Ognuno di noi può vedere che l’apocalisse si fa sempre più concreta ogni giorno che passa: una forza distruttiva capace di cancellare il mondo, armi sempre più potenti e altre minacce ancora si moltiplicano davanti ai nostri occhi. Continuiamo a credere che tutti questi problemi siano gestibili dall’uomo, ma quando poi li consideriamo unitamente vediamo che non è così.

Acquistano una sorta di valore soprannaturale. Come per i fondamentalisti, i capitoli dei Vangeli sull’Apocalisse ricordano a chi li legge la situazione in cui viviamo. Ma i fondamentalisti credono che la violenza finale arriverà da Dio, e non danno per tanto il giusto valore a ciò che sta accadendo ora tutto intorno a noi: la rilevanza degli eventi dei nostri tempi dal punto di vista religioso.

E questo dimostra quanto poco siano cristiani sotto certi aspetti. E’ la violenza degli uomini a minacciare il mondo oggigiorno; e tutto ciò è molto più in conformità con i temi apocalittici del Vangelo di quanto loro non si rendano conto. (...)

Nell’islamismo l’uso della violenza fa inevitabilmente del martire uno strumento di Dio. Questo in realtà equivale a dire che la violenza apocalittica viene da Dio. Negli Stati Uniti è lo stesso per i fondamentalisti cristiani, ma non per le grandi confessioni religiose. Tuttavia, non c’è abbastanza coerenza da pensare che se la violenza non viene da Dio allora viene dagli uomini, e che quindi noi uomini ne siamo responsabili. Infatti, accettiamo che le nostre vite siano protette da ordigni nucleari. Questo è probabilmente il peccato più grave dell’Occidente, basti pensare a quello che comporta. (...)

Bisogna distinguere fra sacrificio dell’altro e sacrificio di sé. Cristo dice al Padre: «Non volevi né un olocausto né un sacrificio e io ho risposto «Eccomi»». In altre parole: preferisco sacrificare me stesso piuttosto che un altro.

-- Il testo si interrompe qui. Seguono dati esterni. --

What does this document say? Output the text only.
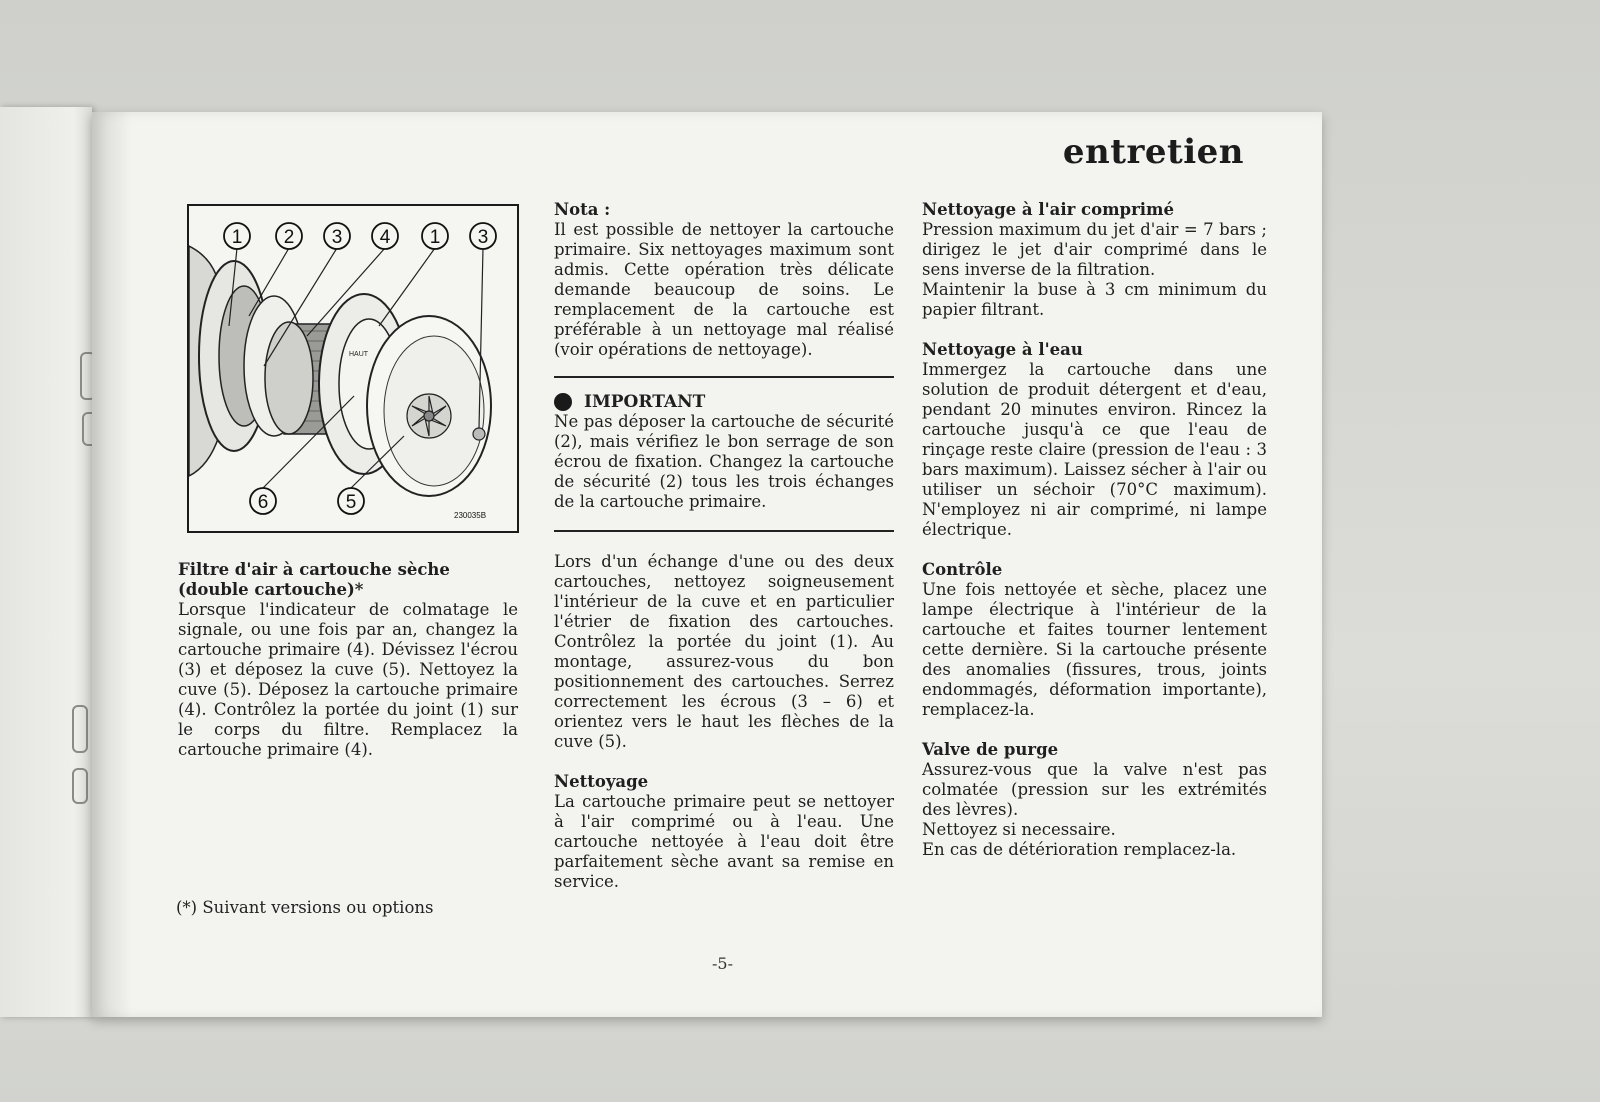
entretien
HAUT
1 2 3 4 1 3
6	5
230035B

Filtre d'air à cartouche sèche (double cartouche)*

Lorsque l'indicateur de colmatage le signale, ou une fois par an, changez la cartouche primaire (4). Dévissez l'écrou (3) et déposez la cuve (5). Nettoyez la cuve (5). Déposez la cartouche primaire (4). Contrôlez la portée du joint (1) sur le corps du filtre. Remplacez la cartouche primaire (4).

Nota :

Il est possible de nettoyer la cartouche primaire. Six nettoyages maximum sont admis. Cette opération très délicate demande beaucoup de soins. Le remplacement de la cartouche est préférable à un nettoyage mal réalisé (voir opérations de nettoyage).

IMPORTANT

Ne pas déposer la cartouche de sécurité (2), mais vérifiez le bon serrage de son écrou de fixation. Changez la cartouche de sécurité (2) tous les trois échanges de la cartouche primaire.

Lors d'un échange d'une ou des deux cartouches, nettoyez soigneusement l'intérieur de la cuve et en particulier l'étrier de fixation des cartouches. Contrôlez la portée du joint (1). Au montage, assurez-vous du bon positionnement des cartouches. Serrez correctement les écrous (3 – 6) et orientez vers le haut les flèches de la cuve (5).

Nettoyage

La cartouche primaire peut se nettoyer à l'air comprimé ou à l'eau. Une cartouche nettoyée à l'eau doit être parfaitement sèche avant sa remise en service.

Nettoyage à l'air comprimé

Pression maximum du jet d'air = 7 bars ; dirigez le jet d'air comprimé dans le sens inverse de la filtration.

Maintenir la buse à 3 cm minimum du papier filtrant.

Nettoyage à l'eau

Immergez la cartouche dans une solution de produit détergent et d'eau, pendant 20 minutes environ. Rincez la cartouche jusqu'à ce que l'eau de rinçage reste claire (pression de l'eau : 3 bars maximum). Laissez sécher à l'air ou utiliser un séchoir (70°C maximum). N'employez ni air comprimé, ni lampe électrique.

Contrôle

Une fois nettoyée et sèche, placez une lampe électrique à l'intérieur de la cartouche et faites tourner lentement cette dernière. Si la cartouche présente des anomalies (fissures, trous, joints endommagés, déformation importante), remplacez-la.

Valve de purge

Assurez-vous que la valve n'est pas colmatée (pression sur les extrémités des lèvres).

Nettoyez si necessaire.

En cas de détérioration remplacez-la.

(*) Suivant versions ou options
-5-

Ma questo rimane un «sacrificio». Nelle lingue moderne la parola «sacrificio» è intesa solo nel suo significato cristiano, la passione, quindi, è assolutamente giustificata. Dio dice: se nessuno è abbastanza buono da sacrificarsi al posto di suo fratello, lo farò io. Così facendo porto a compimento quello che Dio richiede all’uomo: preferisco morire che uccidere. Tutti gli altri, però, preferiscono uccidere, piuttosto che morire. (...)

Nel cristianesimo non ci si martirizza. Non si diventa volontari della morte. Ma, osservando i precetti di Dio (porgi l’altra guancia, ad esempio), ci si mette nella condizione di essere uccisi. E il cristiano morirà solo perché sono i suoi simili a volerlo uccidere non perché si è offerto volontariamente alla morte. Non è il kamikaze giapponese.

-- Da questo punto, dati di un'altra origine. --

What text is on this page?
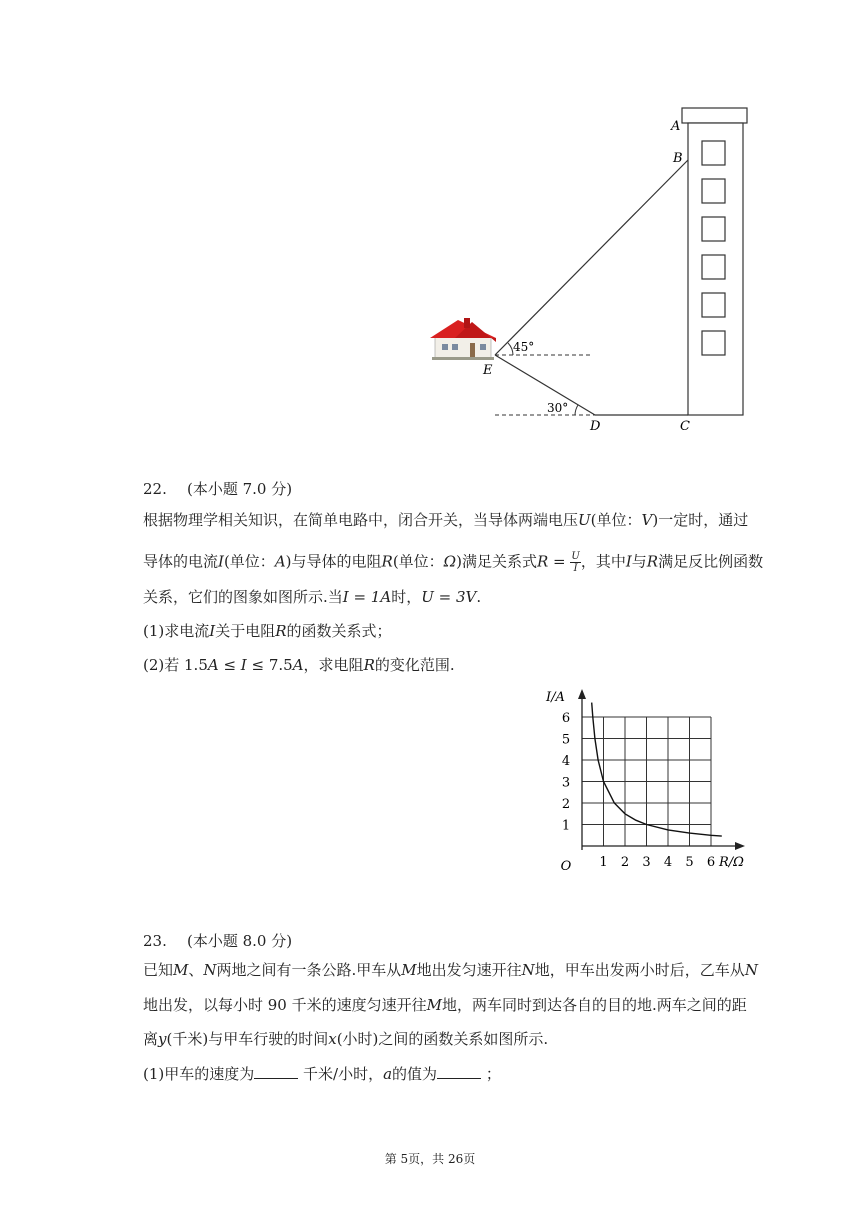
A
B
C
D
E
45°
30°
22. (本小题 7.0 分)
根据物理学相关知识，在简单电路中，闭合开关，当导体两端电压U(单位：V)一定时，通过
导体的电流I(单位：A)与导体的电阻R(单位：Ω)满足关系式$R = \frac{U}{I}$ ，其中I与R满足反比例函数
关系，它们的图象如图所示.当I = 1A时，U = 3V.
(1)求电流I关于电阻R的函数关系式；
(2)若 1.5A ≤ I ≤ 7.5A，求电阻R的变化范围.
1 2 3 4 5 6
1
2
3
4
5
6
O	R/Ω
I/A
23. (本小题 8.0 分)
已知M、N两地之间有一条公路.甲车从M地出发匀速开往N地，甲车出发两小时后，乙车从N
地出发，以每小时 90 千米的速度匀速开往M地，两车同时到达各自的目的地.两车之间的距
离y(千米)与甲车行驶的时间x(小时)之间的函数关系如图所示.
(1)甲车的速度为	千米/小时，a的值为	；
第 5页，共 26页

Il concetto cristiano implica di essere pronti a morire piuttosto che a uccidere. E’ l’atteggiamento della prostituta buona nel giudizio di re Salomone che dice: «Da’ mio figlio alla mia rivale ma non ucciderlo». Il sacrificio del figlio equivale al proprio sacrificio: accettando l’equivalente della morte, lei sacrifica se stessa. E quando Salomone riconosce in lei la vera madre del bambino, parla non tanto di madre biologica ma di madre spirituale. Questa parabola è tratta dal libro dei Re, che è un libro piuttosto cruento. Ma direi che non vi è simbolo pre-cristiano dell’atto sacrificale di Cristo superiore a questo.